One of the first books I read in 2013 was Tiny Beautiful Things: Advice on Love and Life from Dear Sugar. It is the book I most regularly come back to. And I admit that I’m thrown by the fact that the book I’m most fond of this year–the book that lingers in my mind–is essentially a collection of advice columns from formerly anonymous “Dear Sugar,” Cheryl Strayed. The columns are raw and honest and tender. I suspect those are adjectives thrown at this book regularly. It was from this column that I took the plunge. Maybe that’s a good place for you to decide if it’s a book for you too.

Likewise, I lingered slowly through The Conversations and found Walter Murch’s approach to editing and filmmaking to resonate with my own pedagogy of inquiry-driven teaching and learning.

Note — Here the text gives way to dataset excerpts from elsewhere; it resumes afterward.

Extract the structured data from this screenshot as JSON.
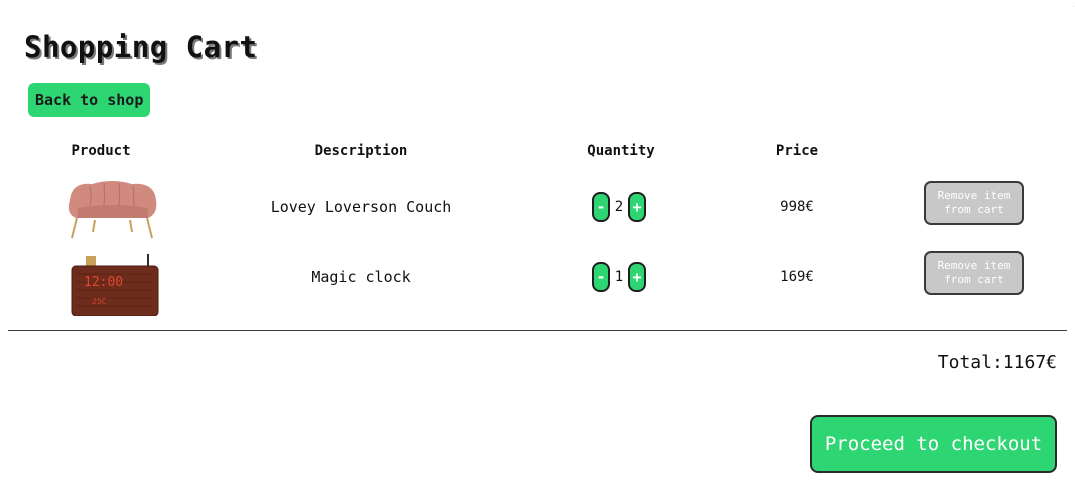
{
  "page": {
    "title": "Shopping Cart",
    "back_label": "Back to shop"
  },
  "table": {
    "headers": {
      "product": "Product",
      "description": "Description",
      "quantity": "Quantity",
      "price": "Price"
    },
    "items": [
      {
        "image_icon": "pink-velvet-sofa-image",
        "description": "Lovey Loverson Couch",
        "decrement_label": "-",
        "quantity": "2",
        "increment_label": "+",
        "price": "998€",
        "remove_label": "Remove item from cart"
      },
      {
        "image_icon": "wooden-led-clock-image",
        "description": "Magic clock",
        "decrement_label": "-",
        "quantity": "1",
        "increment_label": "+",
        "price": "169€",
        "remove_label": "Remove item from cart"
      }
    ]
  },
  "summary": {
    "total": "Total:1167€",
    "checkout_label": "Proceed to checkout"
  },
  "colors": {
    "accent_green": "#2ed573",
    "remove_button_gray": "#c8c8c8"
  }
}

Big Day Coming was a fun read because well… Yo La Tengo:

I want to tell you to read White Girls by Hilton Als but I’m not entirely sure how to describe it. A series of essays. Fragments. An explanation about why Michael Jackson is a white girl. And Truman Capote. And Malcom X’s mother.Hilton’s relationship with his friend that falls apart. Richard Pryor and the N Word. Gone With the Wind. Each sentence precise and lacking imperfections. Like the Winogrand photo that adorns the cover, it works as a fleeting snapshot of one person’s outtake on race, class, gender and sexuality now, here, in America.

As many of my posts have suggested, I spent a lot of the second half of 2013 reading Role Playing Game books or books about RPGs. Peterson’s Playing at the World is by far the most comprehensive of these texts. Not for the faint of heart (or at least not for those who don’t want to carry a brick of a tome with them – it’s a BIG book), Peterson’s history on the beginnings of Dungeons and Dragons is a well researched work that was a helpful foundation for my current research.

I suspect my reading to pace to dwindle a bit in 2014 as the year is looking to be writing-intensive and checking in with journal articles beckons. That being said, I’m currently reading this biography-ish book about the KLF and have this book about the life of Charlie Parker on deck. See you all in 2014!